In adults it is most typical for memories to become foggy or forgotten over time; however, a new study concludes that for children remembering works differently. For children time actually increases the strength of memory. In other words, they remember things better a few days after they learn something than the day they learned it.
Part of the study observed children playing a video game that asked them to remember associations between objects, 4- and 5-year-olds who re-played the game after a two-day delay scored more than 20 percent higher than kids who re-played it later the same day.
Kevin Darby, a doctoral student in psychology at The Ohio State University is a co-author of the study.
The study, which will appear in an upcoming issue of the journal Psychological Science, is the first to document two different but related cognitive phenomena simultaneously: so-called “extreme forgetting” – when kids learn two similar things in rapid succession, and the second thing causes them to forget the first – and delayed remembering – when they can recall the previously forgotten information days later.

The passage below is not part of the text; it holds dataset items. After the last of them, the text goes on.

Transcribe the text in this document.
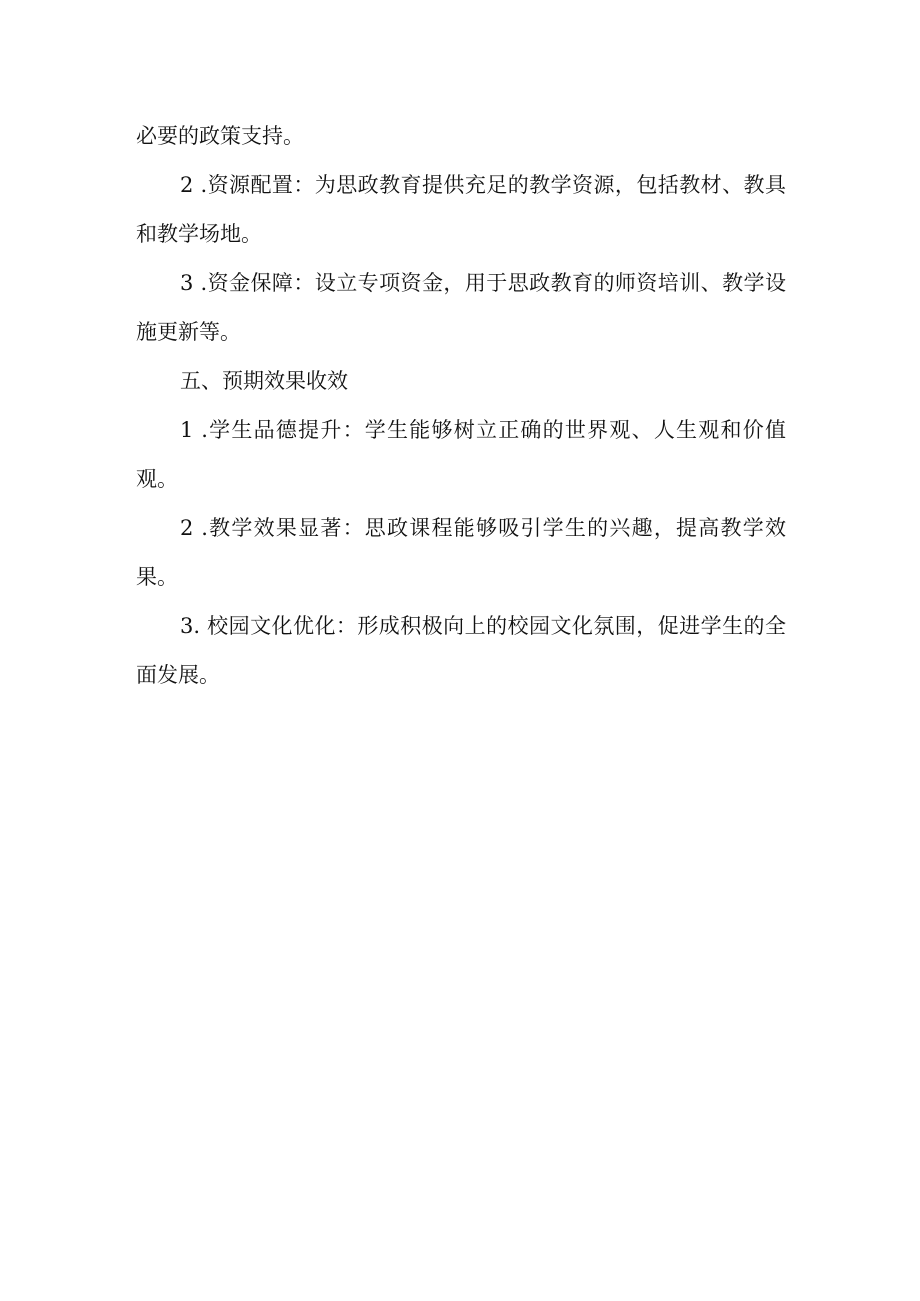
必要的政策支持。

2 .资源配置：为思政教育提供充足的教学资源，包括教材、教具和教学场地。

3 .资金保障：设立专项资金，用于思政教育的师资培训、教学设施更新等。

五、预期效果收效

1 .学生品德提升：学生能够树立正确的世界观、人生观和价值观。

2 .教学效果显著：思政课程能够吸引学生的兴趣，提高教学效果。

3. 校园文化优化：形成积极向上的校园文化氛围，促进学生的全面发展。
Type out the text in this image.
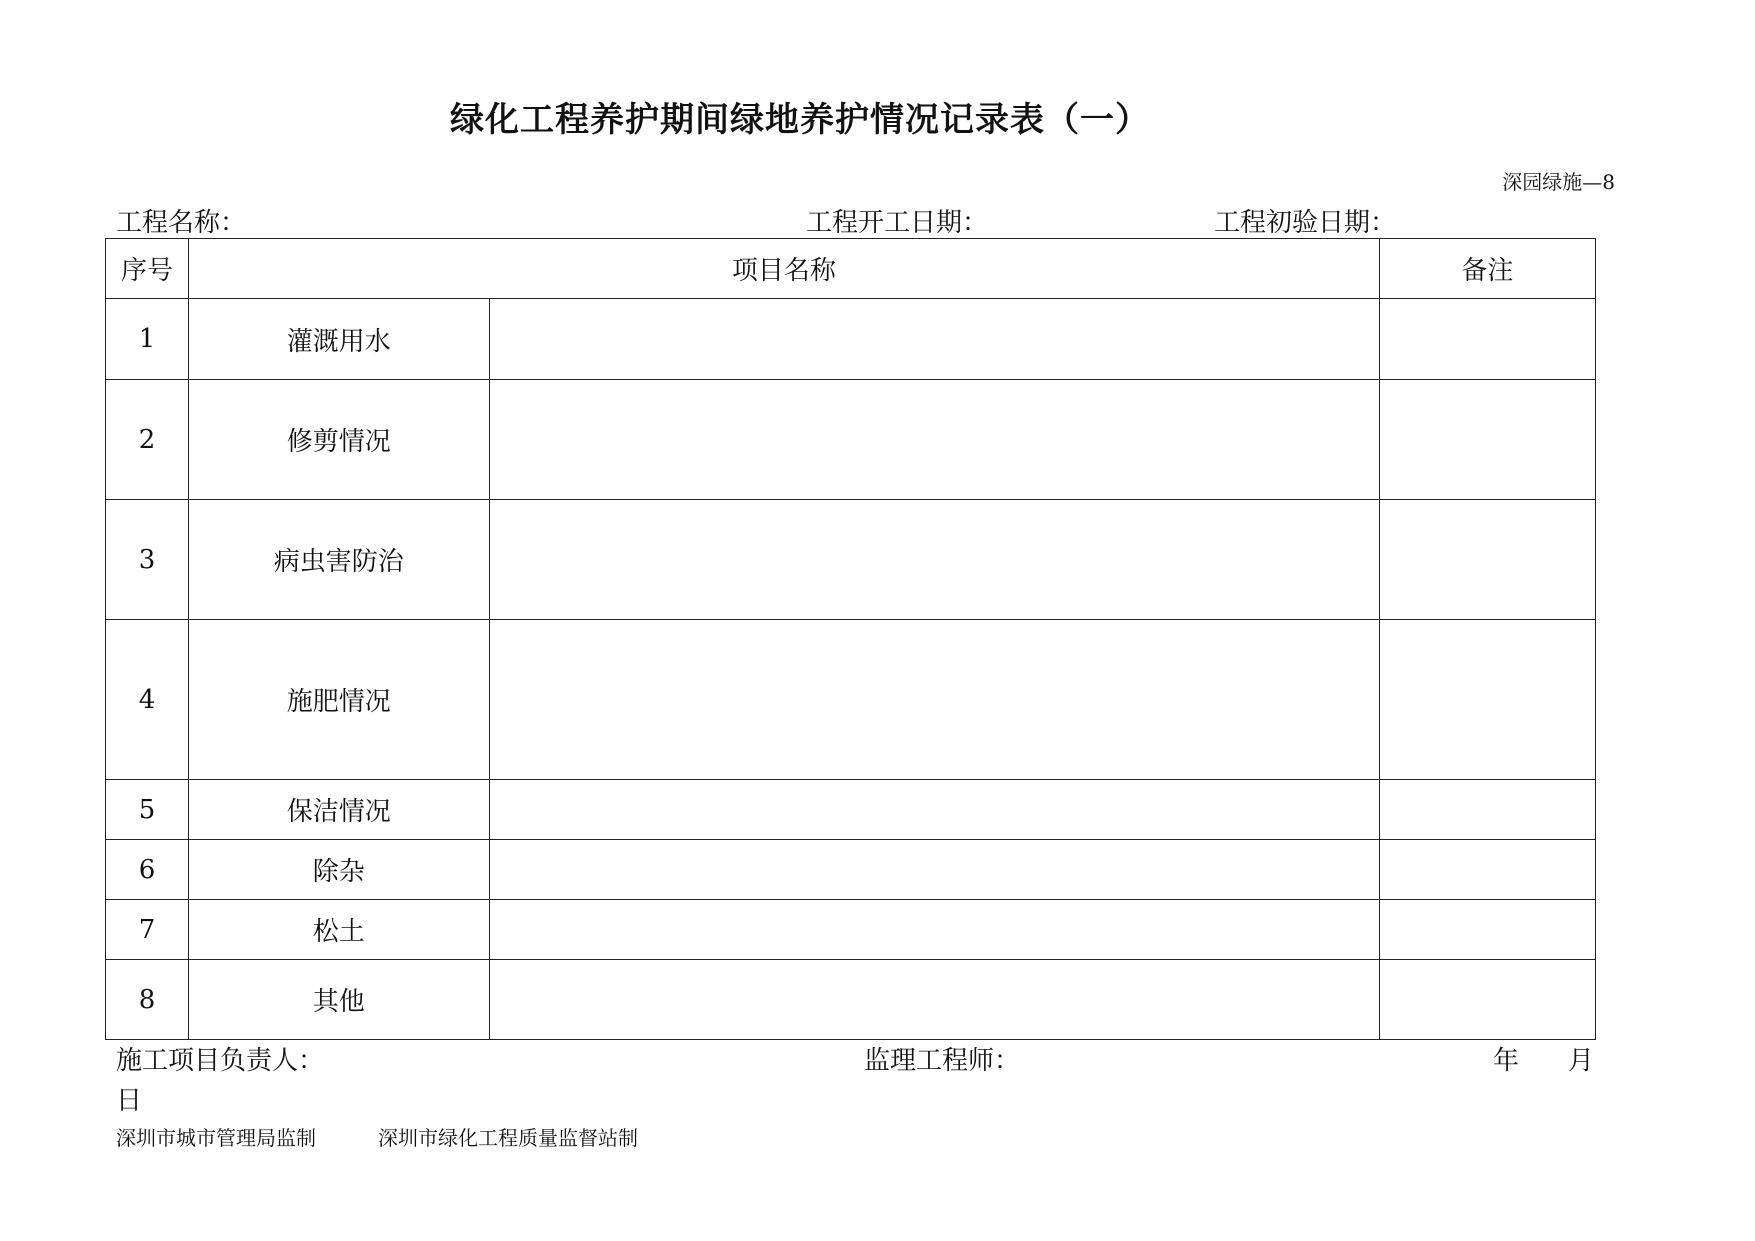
绿化工程养护期间绿地养护情况记录表（一）
深园绿施—8
工程名称：	工程开工日期：	工程初验日期：
序号	项目名称		备注
1	灌溉用水		
2	修剪情况		
3	病虫害防治		
4	施肥情况		
5	保洁情况		
6	除杂		
7	松土		
8	其他		
施工项目负责人：	监理工程师：	年 月
日
深圳市城市管理局监制	深圳市绿化工程质量监督站制
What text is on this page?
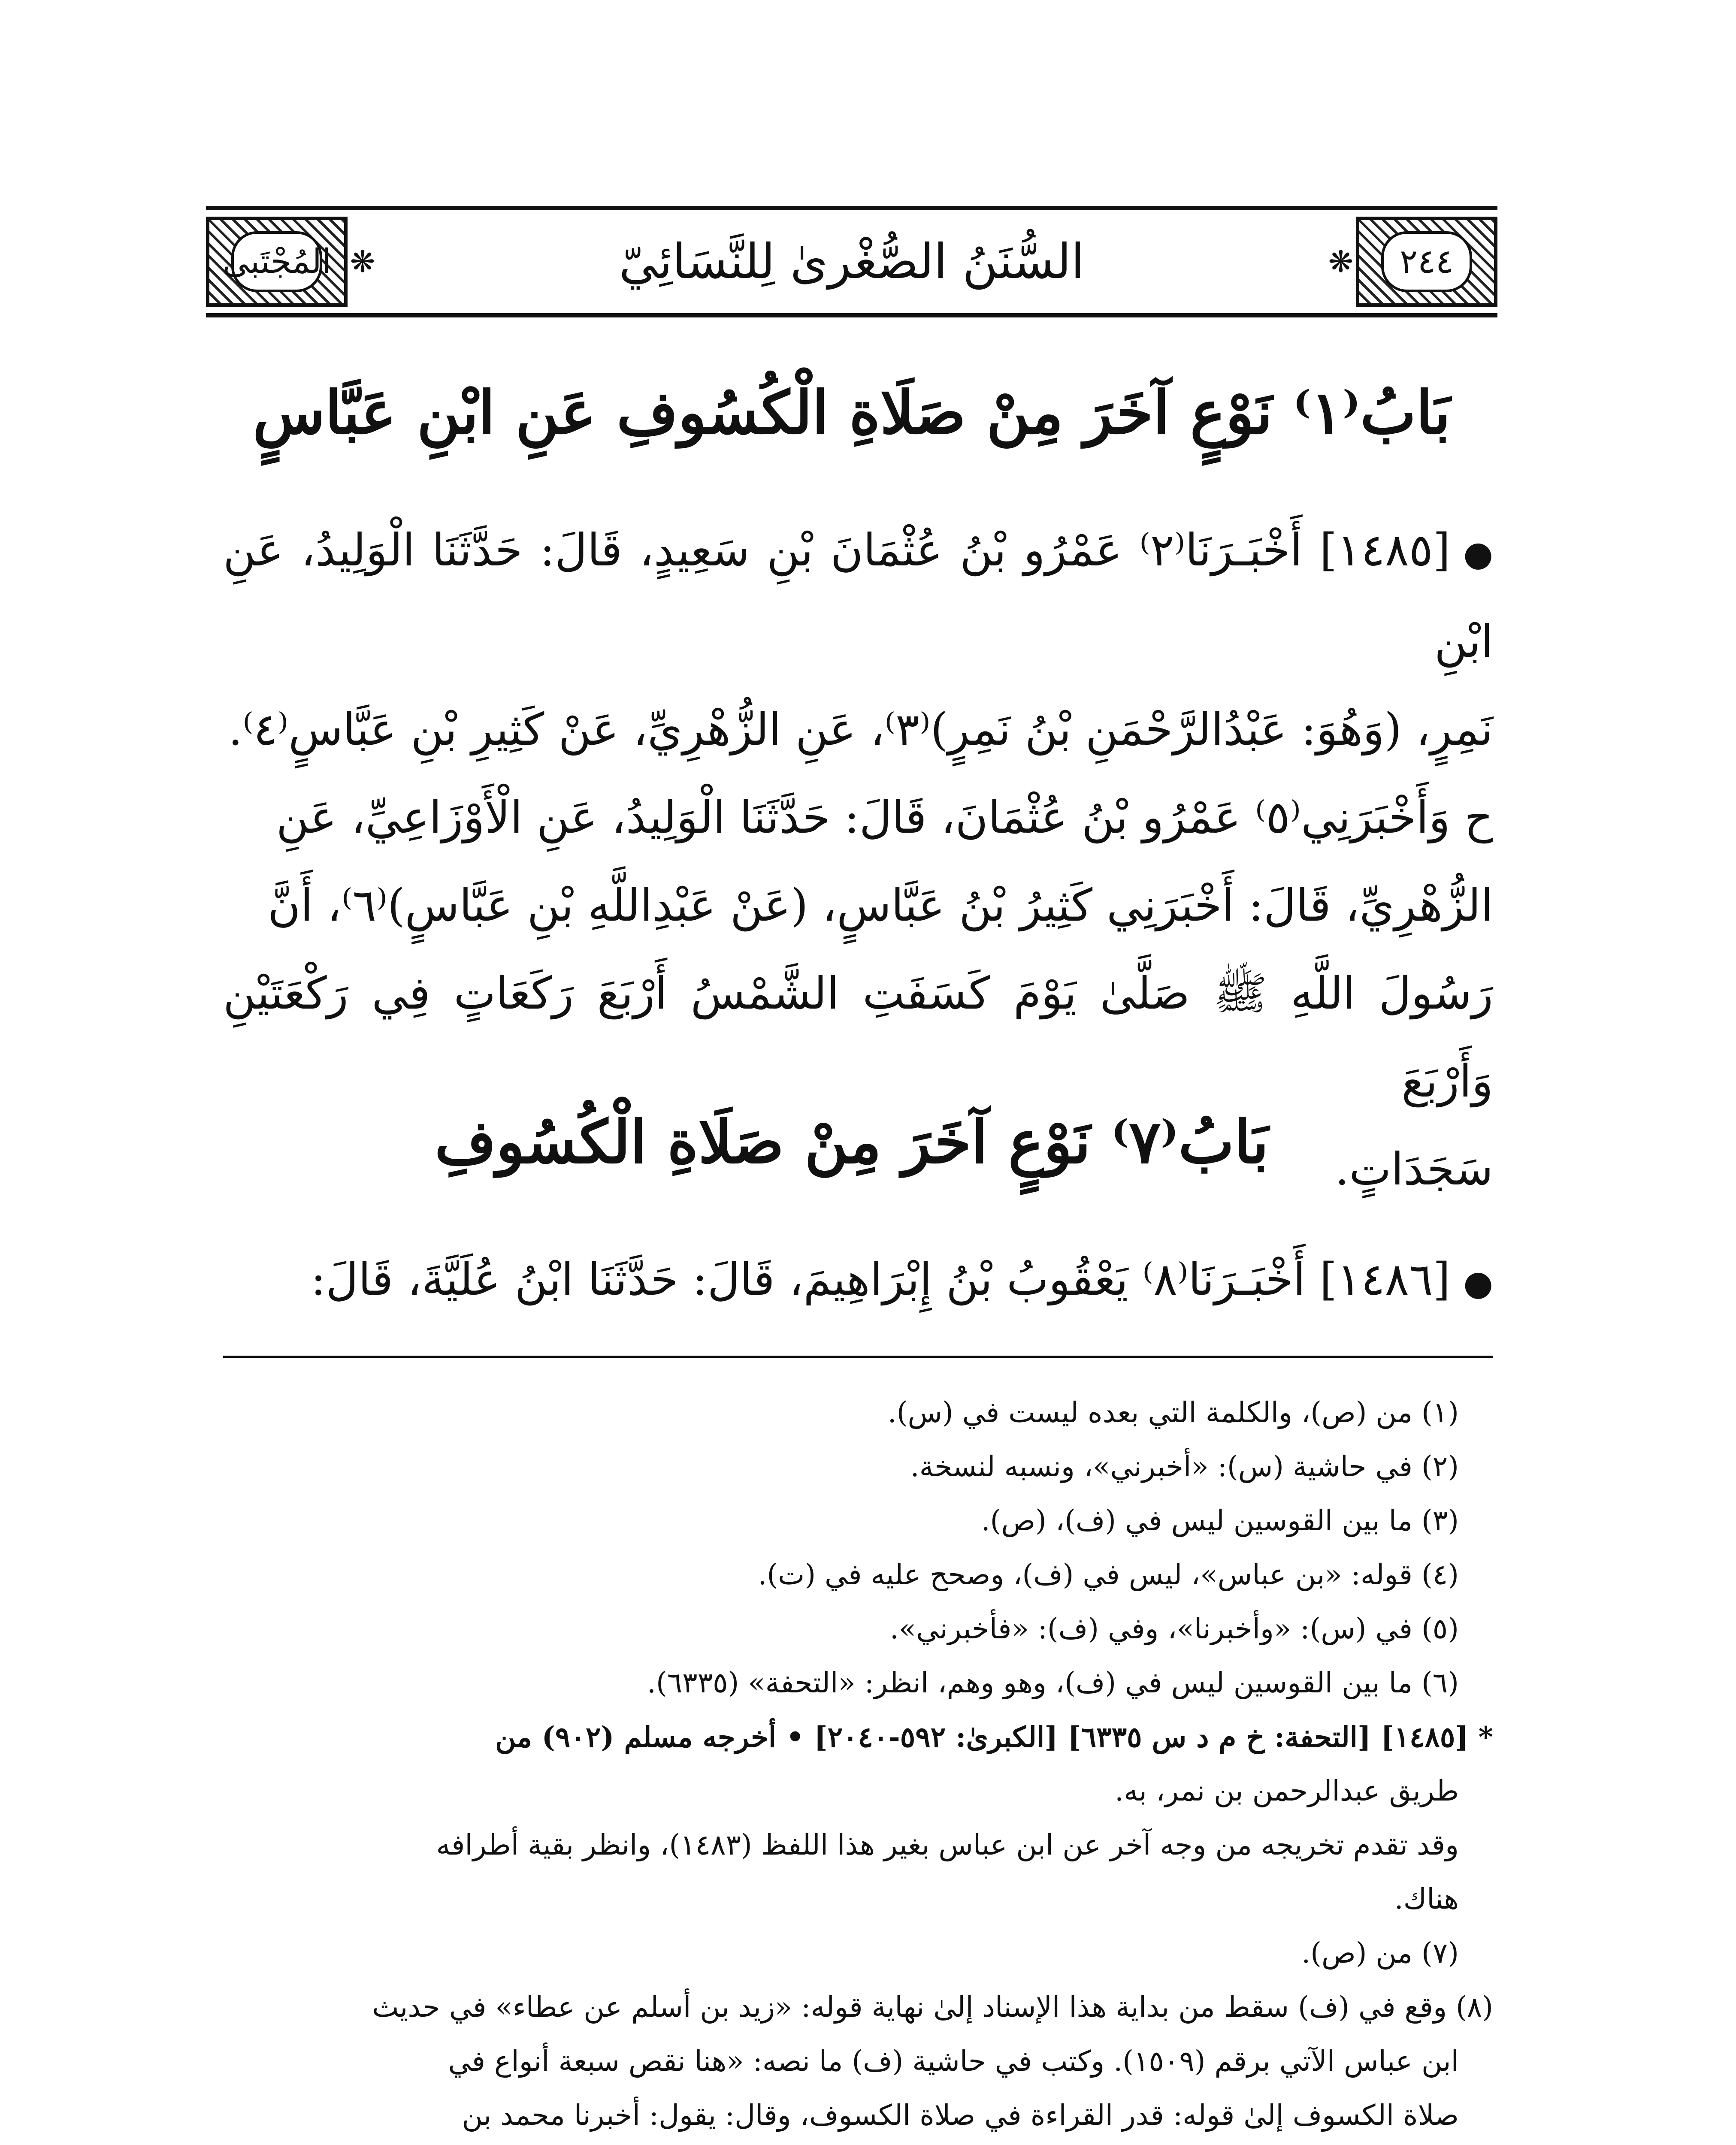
المُجْتَبىٰ ❋	السُّنَنُ الصُّغْرىٰ لِلنَّسَائِيّ	❋	٢٤٤
بَابُ⁽١⁾ نَوْعٍ آخَرَ مِنْ صَلَاةِ الْكُسُوفِ عَنِ ابْنِ عَبَّاسٍ
●[١٤٨٥] أَخْبَـرَنَا⁽٢⁾ عَمْرُو بْنُ عُثْمَانَ بْنِ سَعِيدٍ، قَالَ: حَدَّثَنَا الْوَلِيدُ، عَنِ ابْنِ
نَمِرٍ، (وَهُوَ: عَبْدُالرَّحْمَنِ بْنُ نَمِرٍ)⁽٣⁾، عَنِ الزُّهْرِيِّ، عَنْ كَثِيرِ بْنِ عَبَّاسٍ⁽٤⁾.
ح وَأَخْبَرَنِي⁽٥⁾ عَمْرُو بْنُ عُثْمَانَ، قَالَ: حَدَّثَنَا الْوَلِيدُ، عَنِ الْأَوْزَاعِيِّ، عَنِ
الزُّهْرِيِّ، قَالَ: أَخْبَرَنِي كَثِيرُ بْنُ عَبَّاسٍ، (عَنْ عَبْدِاللَّهِ بْنِ عَبَّاسٍ)⁽٦⁾، أَنَّ
رَسُولَ اللَّهِ ﷺ صَلَّىٰ يَوْمَ كَسَفَتِ الشَّمْسُ أَرْبَعَ رَكَعَاتٍ فِي رَكْعَتَيْنِ وَأَرْبَعَ
سَجَدَاتٍ.
بَابُ⁽٧⁾ نَوْعٍ آخَرَ مِنْ صَلَاةِ الْكُسُوفِ
●[١٤٨٦] أَخْبَـرَنَا⁽٨⁾ يَعْقُوبُ بْنُ إِبْرَاهِيمَ، قَالَ: حَدَّثَنَا ابْنُ عُلَيَّةَ، قَالَ:
(١) من (ص)، والكلمة التي بعده ليست في (س).
(٢) في حاشية (س): «أخبرني»، ونسبه لنسخة.
(٣) ما بين القوسين ليس في (ف)، (ص).
(٤) قوله: «بن عباس»، ليس في (ف)، وصحح عليه في (ت).
(٥) في (س): «وأخبرنا»، وفي (ف): «فأخبرني».
(٦) ما بين القوسين ليس في (ف)، وهو وهم، انظر: «التحفة» (٦٣٣٥).
* [١٤٨٥] [التحفة: خ م د س ٦٣٣٥] [الكبرىٰ: ٥٩٢-٢٠٤٠] • أخرجه مسلم (٩٠٢) من
طريق عبدالرحمن بن نمر، به.
وقد تقدم تخريجه من وجه آخر عن ابن عباس بغير هذا اللفظ (١٤٨٣)، وانظر بقية أطرافه
هناك.
(٧) من (ص).
(٨) وقع في (ف) سقط من بداية هذا الإسناد إلىٰ نهاية قوله: «زيد بن أسلم عن عطاء» في حديث
ابن عباس الآتي برقم (١٥٠٩). وكتب في حاشية (ف) ما نصه: «هنا نقص سبعة أنواع في
صلاة الكسوف إلىٰ قوله: قدر القراءة في صلاة الكسوف، وقال: يقول: أخبرنا محمد بن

The study suggests that kids may have difficulty remembering things in the moment, but given a few days to absorb the new information, they can remember it later.
The authors cautioned that the study does not in any way suggest that kids can absorb adult-sized quantities of information if only they are given time to sleep on it. Rather, it means that they can absorb kid-sized quantities of information given time, even if they seem to forget in the moment.
This research was supported by the National Institutes of Health.